The compound was different.
Jae-min felt it through his awareness. The three hundred and eighty-nine heartbeats. The rhythms had shifted. Slower. Steadier. The anxious tremor that had gripped the building since noon — when word of Alessia's death had spread through stairwells and sealed doors and the group chat — was fading.
He didn't know how they'd found out she was alive. Word traveled in the bunker the way it always did. Whispers. Hushed conversations. Someone on the fourteenth floor had felt the golden light through the walls. Someone else had seen Jae-min's face when he'd come out for water. The group chat had exploded again — this time with question marks instead of grief.
His phone had been buzzing for an hour. Messages he hadn't opened. He didn't care about the chat. He didn't care about the politics or the questions or the four hundred people who needed answers.
But the heartbeats told him everything.
The fear was leaving. The grief was lifting. Something else was replacing it. Something fragile. Something that felt like hope.
Three hundred and eighty-nine people who had spent the day crying for a dead woman. And now she was alive. And they knew. And the compound was breathing differently. Slower. Steadier. Like a held breath finally released.
Jae-min closed his eyes. His spatial awareness stretched. Three kilometers. South. East. North. The frozen city spread out around him like a map of heartbeats and cold.
Three hundred and eighty-nine inside. Alive. Warm. Safe.
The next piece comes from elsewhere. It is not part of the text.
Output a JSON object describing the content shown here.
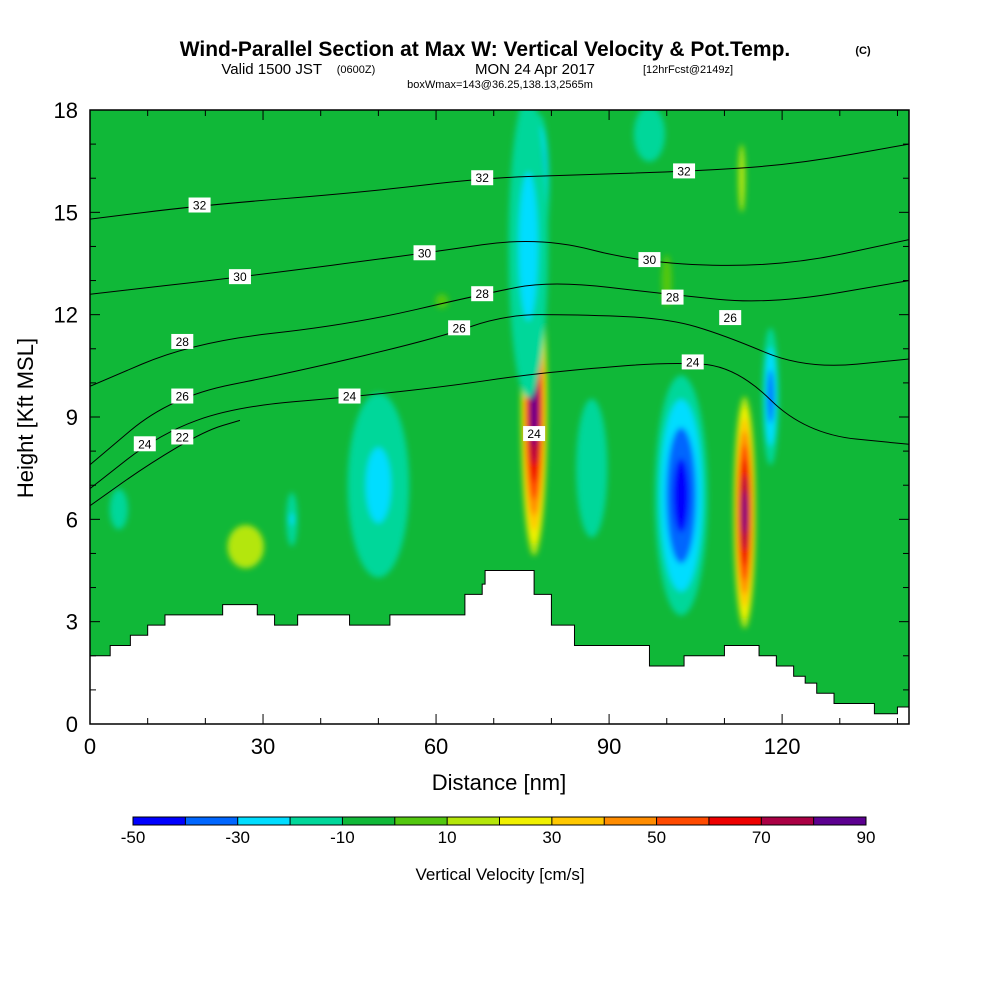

And on the bed beside him, one more.
Three hundred and ninety.
The number was right again.
He exhaled. Let his awareness drift. Weaker now. His body still recovering from twenty-four hours of dehydration and grief and the emotional equivalent of being hit by a truck. The range pulling back from three kilometers to two.
Two kilometers.
South.
His awareness brushed past the empty streets. The frozen cars. The dead buildings. Nothing alive out there. Nothing could survive in minus seventy-two without heat and shelter. The city was a graveyard.
Then—
A heartbeat.
Faint. Sixty-two beats per minute. Slow. Weak. Dying.
He went still.
His awareness locked onto it. One point of life in a wasteland of death. Two point one kilometers south. The warehouse. The concrete floor. The broken door.
Kiara.
He'd left her there. Twenty-four hours ago. Aged twenty years. Right arm severed at the elbow. Crawling on frozen concrete. Begging him not to leave her in the cold.
He'd walked away.
And now, through the fog of exhaustion and relief and the impossible miracle of the woman breathing beside him, he felt her heartbeat. Faint as a candle in a hurricane. Still there. Still fighting.
Barely.
Jae-min stared at the ceiling. His jaw tight. His hand still holding Alessia's. Her breathing slow and steady beside him. Warm. Alive.
She was alive.
Kiara was not. Not for much longer.
The woman who had pushed the plunger. Who had held the syringe. Who had killed the woman he loved with four milliliters of tetrodotoxin and a phone call designed to punish him for walking away.
She was dying. Slowly. Alone. In a frozen warehouse two kilometers south. Aged twenty years in three seconds. One arm gone. No heat. No food. No water. Nothing but cold concrete and the minus seventy-two pressing against the broken door like a patient predator.
He should feel something.
Revenge. Satisfaction. Justice.
He felt nothing.
Just tired.
The generator hummed.
The compound breathed.
Alessia's heartbeat held steady beside him.
And somewhere in the dark, two kilometers south, sixty-two beats per minute became sixty-one.